Correio de Carajás

Morosidade do Incra pode deixar dezenas de famílias desabrigadas

O juiz Amarildo José Mazutti, titular da 3ª Região Agrária, sediada em Marabá, julgou procedente o Pedido de Reintegração de Posse formulado por Ricardo Célio Chagas Santos para reaver a Fazenda Arapari, localizada na zona rural entre Marabá e Itupiranga, próxima à Estrada do Rio Preto. Caso a decisão seja mantida, as famílias que vivem no local há mais de 16 anos terão que abandonar o local que, inclusive, possui relatório atestando haver produtividade.

Na sentença, o magistrado destacou que a ação foi movida em 2007, destacando que havia decisão liminar anterior, deferindo a reintegração de posse, de dezembro de 2002 e que foi cumprida em setembro de 2003. Porém, 30 dias após a área foi novamente ocupada.
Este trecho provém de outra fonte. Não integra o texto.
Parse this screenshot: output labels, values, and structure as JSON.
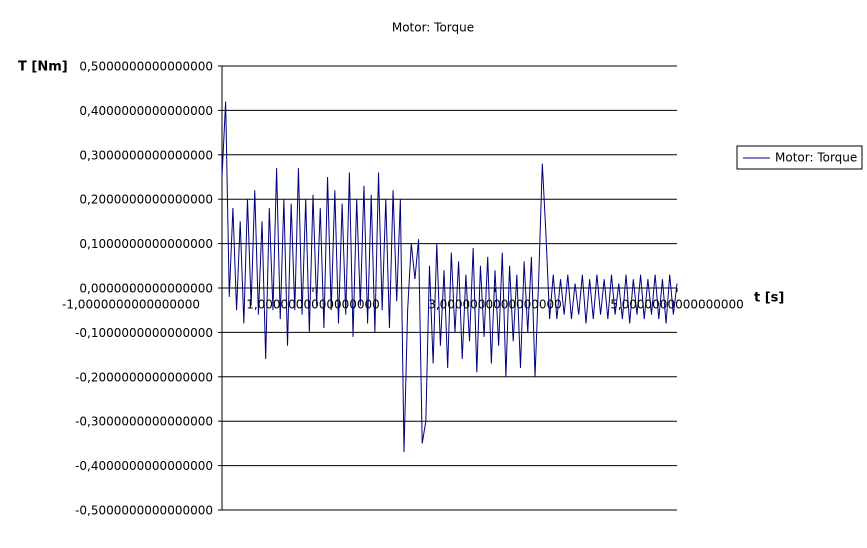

Procurado pelo Portal Correio de Carajás, o advogado que defende as famílias, José Batista Afonso, coordenador da Comissão Pastoral da Terra (CPT) de Marabá, avalia que a situação chegou a este ponto por morosidade do Instituto Nacional de Colonização e Reforma Agrária (Incra), que falhou em concretizar duas negociações realizadas com os proprietários da área.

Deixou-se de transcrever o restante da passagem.